Chris Hipkins: cheerfully jettisoning old policies.

ROBERT KITCHIN/Stuff

Chris Hipkins: cheerfully jettisoning old policies.

He is in the older Labour tradition of improvement in people’s lives rather than the more amorphous progressivism.

“I want to make sure that New Zealand is a country where people who go out there and strive and work hard, are able to get ahead in and feel like they’re making progress,” Hipkins said, explaining that he wanted to enshrine “the promise of social mobility” for New Zealanders.

This is an important shift from the Ardern administration which talked a lot about fairness but not much about opportunity or aspiration.

In climate change his bread and butter politics had stomped the Green party’s political equivalent of plant-based alternatives, rubbing out a nearly $600 million cash for clunkers scheme to get people into electric vehicles.

He’s also nixed a scheme for car-sharing with electric vehicles. He rightly pointed out – politely out of respect to the Greens – that these are expensive and not very effective policies.

“I want to make sure that we’re actually living up to our clean green credentials,” he said.

While the Greens will be disappointed, getting Labour up to a competitive position for October 14 is in its medium term strategic interest. A Labour-Greens Government is infinitely better for the Greens than being in opposition, even at the cost of losing a couple of dinky policies. Without Labour winning the centre, the left will not govern.

On the spending side, Labour has also gone completely pragmatic, reasonably responding to those on fixed government incomes, bumping up NZ Superannuation, benefits and student allowances by the level of inflation – 7.2%. Only a few years ago it was indexed to wages growth, which has now been outstripped by the increase in the general level of prices.

It will mean $100 more each fortnight for a couple claiming NZ Super.
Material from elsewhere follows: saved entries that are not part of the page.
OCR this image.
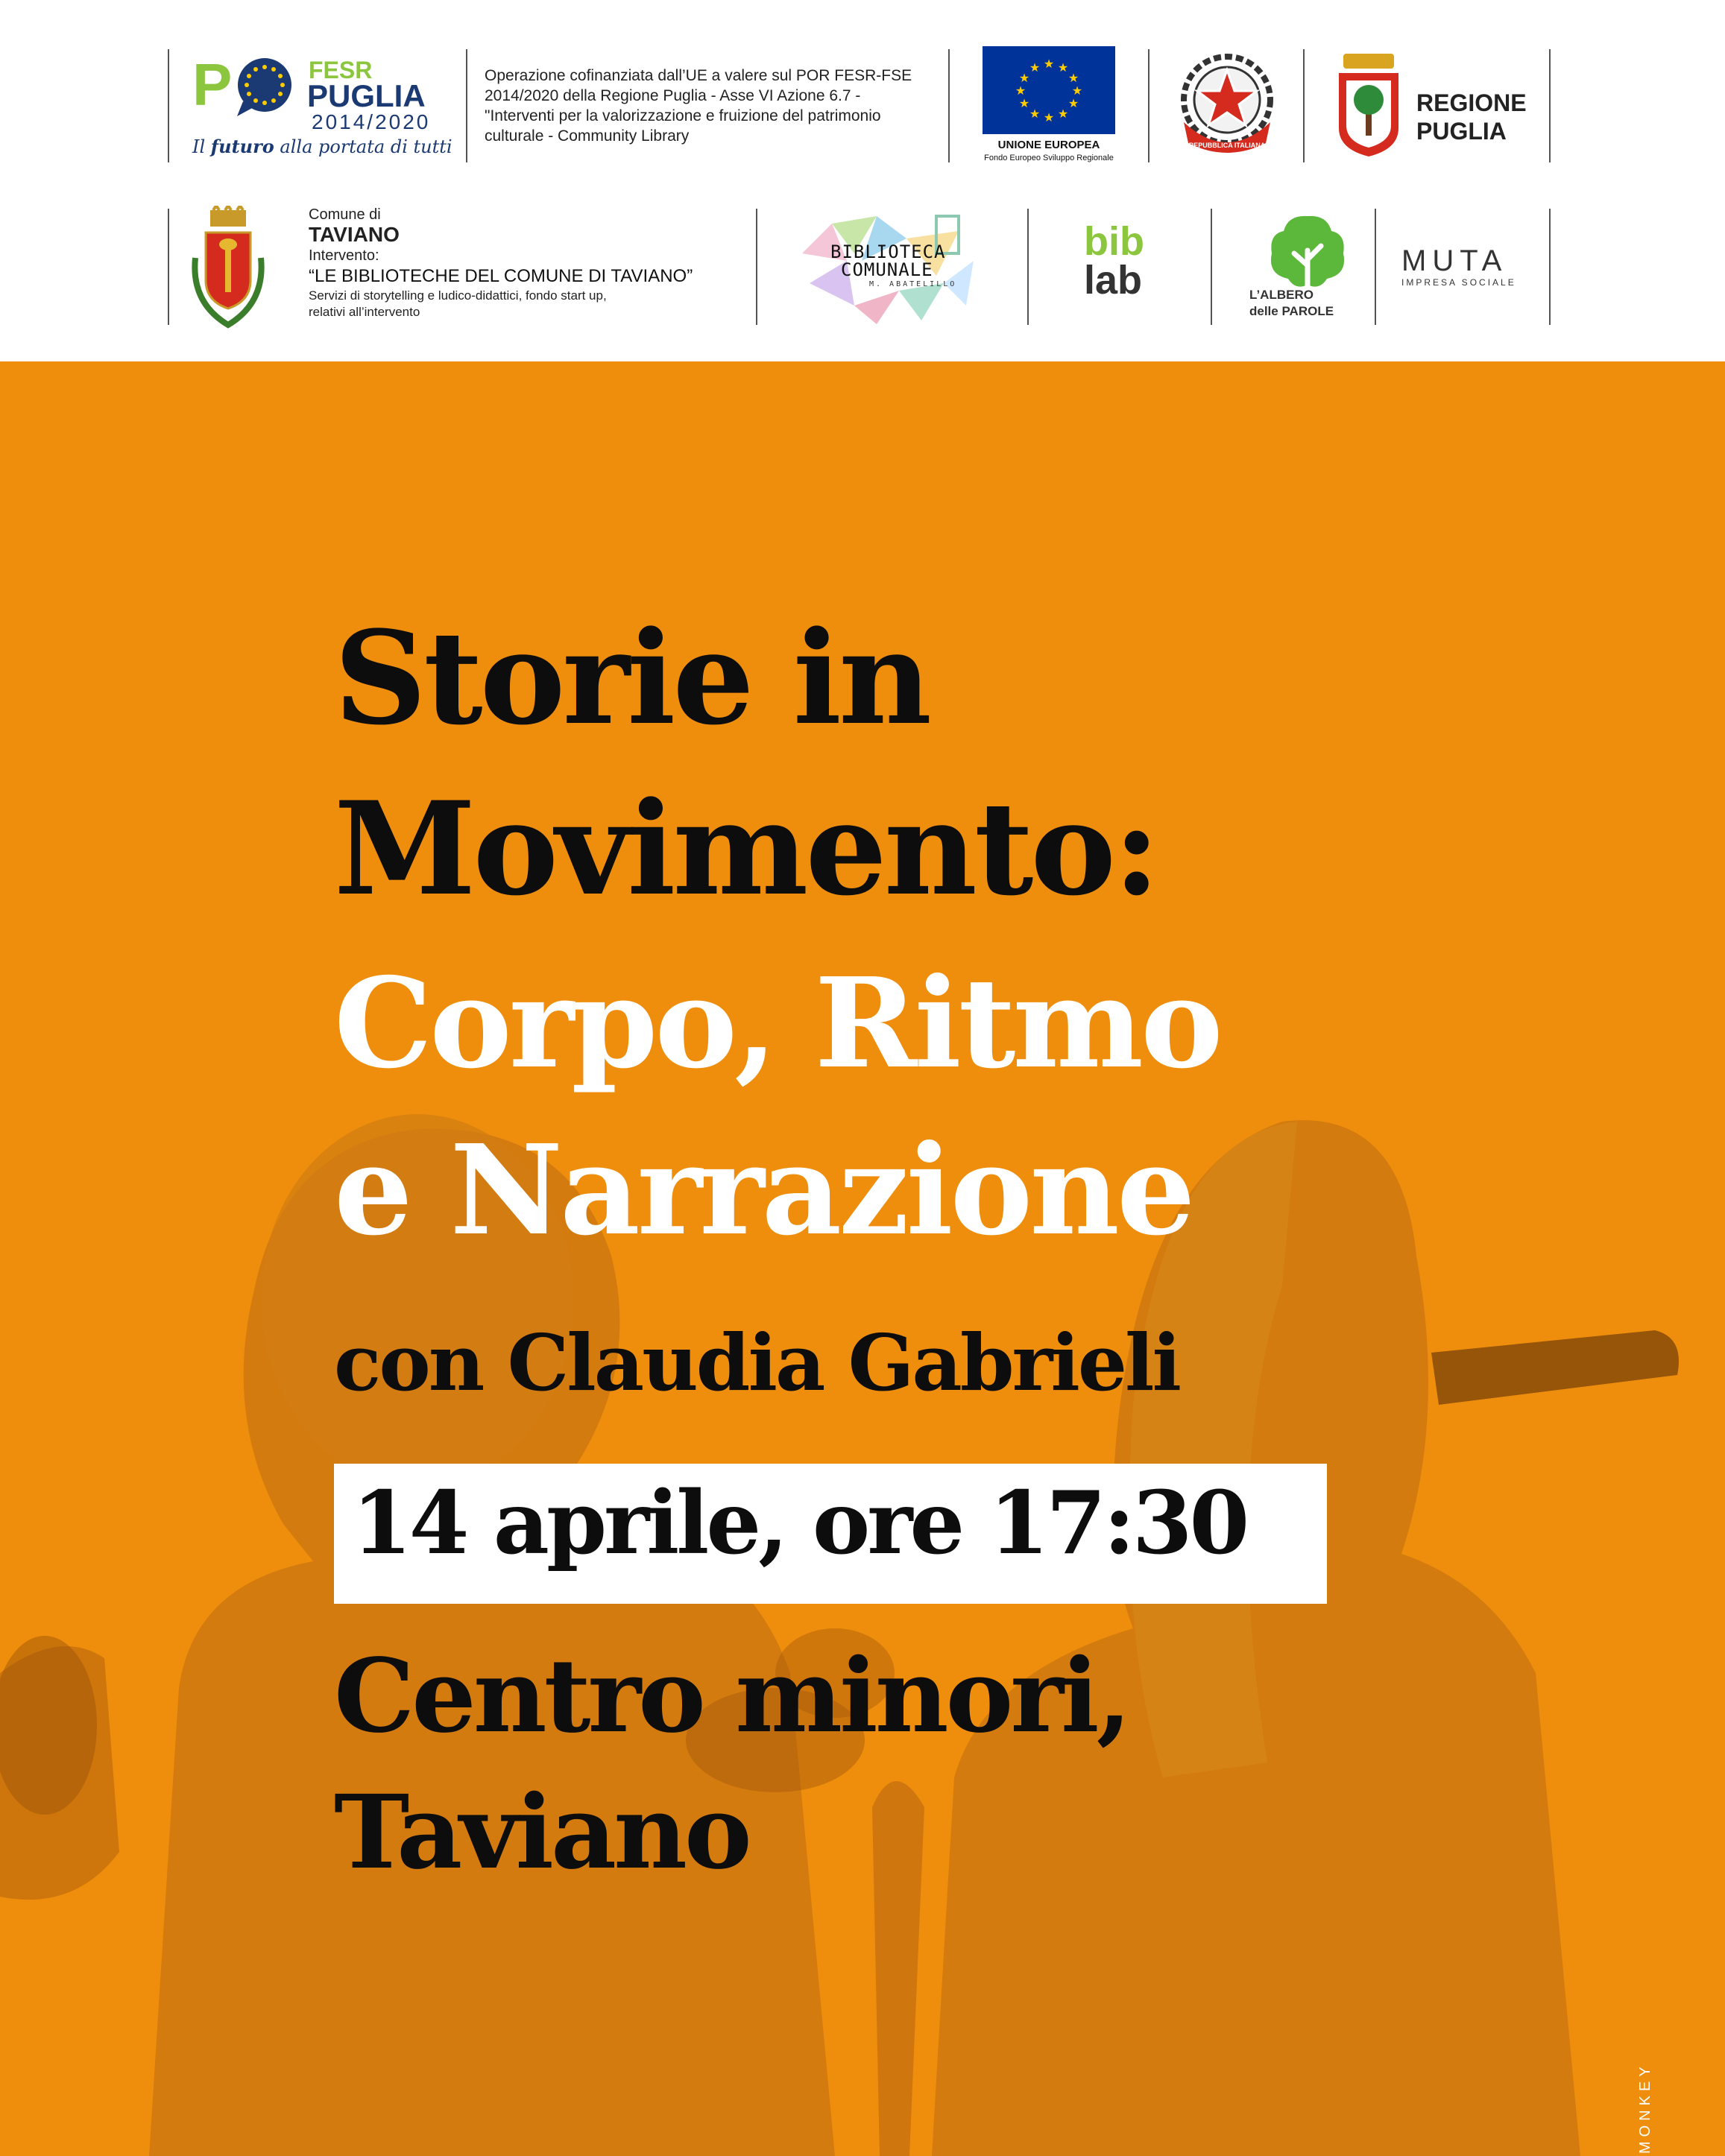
P	FESR
PUGLIA
2014/2020
Il futuro alla portata di tutti
Operazione cofinanziata dall’UE a valere sul POR FESR-FSE
2014/2020 della Regione Puglia - Asse VI Azione 6.7 -
"Interventi per la valorizzazione e fruizione del patrimonio
culturale - Community Library
★ ★
★
★
★
★
★
★
★
★
★
★
UNIONE EUROPEA
Fondo Europeo Sviluppo Regionale
REPUBBLICA ITALIANA
REGIONE
PUGLIA
Comune di
TAVIANO
Intervento:
“LE BIBLIOTECHE DEL COMUNE DI TAVIANO”
Servizi di storytelling e ludico-didattici, fondo start up,
relativi all’intervento
BIBLIOTECA
COMUNALE
M. ABATELILLO
bib
lab	L’ALBERO
delle PAROLE
MUTA
IMPRESA SOCIALE
Storie in
Movimento:
Corpo, Ritmo
e Narrazione
con Claudia Gabrieli
14 aprile, ore 17:30
Centro minori,
Taviano
MONKEY
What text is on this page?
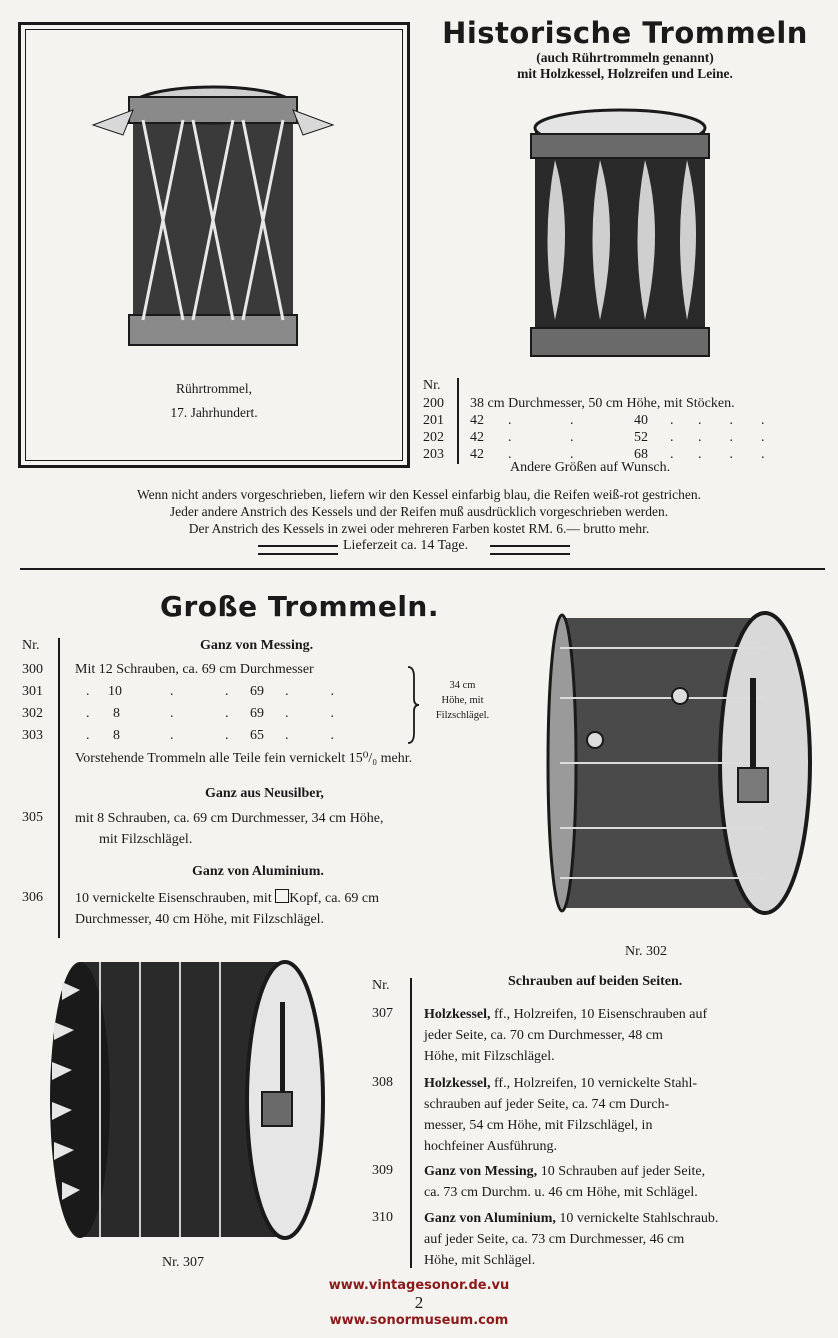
Rührtrommel,
17. Jahrhundert.
Historische Trommeln
(auch Rührtrommeln genannt)
mit Holzkessel, Holzreifen und Leine.
Nr.
200 38 cm Durchmesser, 50 cm Höhe, mit Stöcken.
201 42 .	.	40 .       .        .        .
202 42 .	.	52 .       .        .        .
203 42 .	.	68 .       .        .        .
Andere Größen auf Wunsch.
Wenn nicht anders vorgeschrieben, liefern wir den Kessel einfarbig blau, die Reifen weiß-rot gestrichen.
Jeder andere Anstrich des Kessels und der Reifen muß ausdrücklich vorgeschrieben werden.
Der Anstrich des Kessels in zwei oder mehreren Farben kostet RM. 6.— brutto mehr.
Lieferzeit ca. 14 Tage.
Große Trommeln.
Nr.	Ganz von Messing.
300 Mit 12 Schrauben, ca. 69 cm Durchmesser
301	. 10	.	. 69 .            .
302	. 8	.	. 69 .            .
303	. 8	.	. 65 .            .
34 cm
Höhe, mit
Filzschlägel.
Vorstehende Trommeln alle Teile fein vernickelt 15⁰/₀ mehr.
Ganz aus Neusilber,
305 mit 8 Schrauben, ca. 69 cm Durchmesser, 34 cm Höhe,
mit Filzschlägel.
Ganz von Aluminium.
306 10 vernickelte Eisenschrauben, mit Kopf, ca. 69 cm
Durchmesser, 40 cm Höhe, mit Filzschlägel.
Nr. 302
Nr. 307
Nr.	Schrauben auf beiden Seiten.
307 Holzkessel, ff., Holzreifen, 10 Eisenschrauben auf
jeder Seite, ca. 70 cm Durchmesser, 48 cm
Höhe, mit Filzschlägel.
308 Holzkessel, ff., Holzreifen, 10 vernickelte Stahl-
schrauben auf jeder Seite, ca. 74 cm Durch-
messer, 54 cm Höhe, mit Filzschlägel, in
hochfeiner Ausführung.
309 Ganz von Messing, 10 Schrauben auf jeder Seite,
ca. 73 cm Durchm. u. 46 cm Höhe, mit Schlägel.
310 Ganz von Aluminium, 10 vernickelte Stahlschraub.
auf jeder Seite, ca. 73 cm Durchmesser, 46 cm
Höhe, mit Schlägel.
www.vintagesonor.de.vu
2
www.sonormuseum.com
That’s a tank of petrol each fortnight for a small car.

There were notable other measures gone, or scaled back – voting rights for 16-year-olds (except, curiously, for local Government elections) pushing any new rules around liquor sponsorship and pricing to the long grass of 2024, signalling that light rail in Auckland will only be done in stages (not that we know what this will look like at this point anyway) and scrapping almost all the speed limit cuts around the country except the most dangerous roads.

National, predictably but with some cause, dismissed the changes by saying that basically the Government has wasted the past five years. This is a serious challenge to the Hipkins ascendancy and could be the major stumbling block towards convincing people to vote for him again – if properly executed.

Nevertheless, clearly Hipkins is going all in to win. And he wants to do so by concentrating on making life a bit easier for most people and not doing anything too flash.

Whether he has the policy prescription to do it will be what the election if fought over.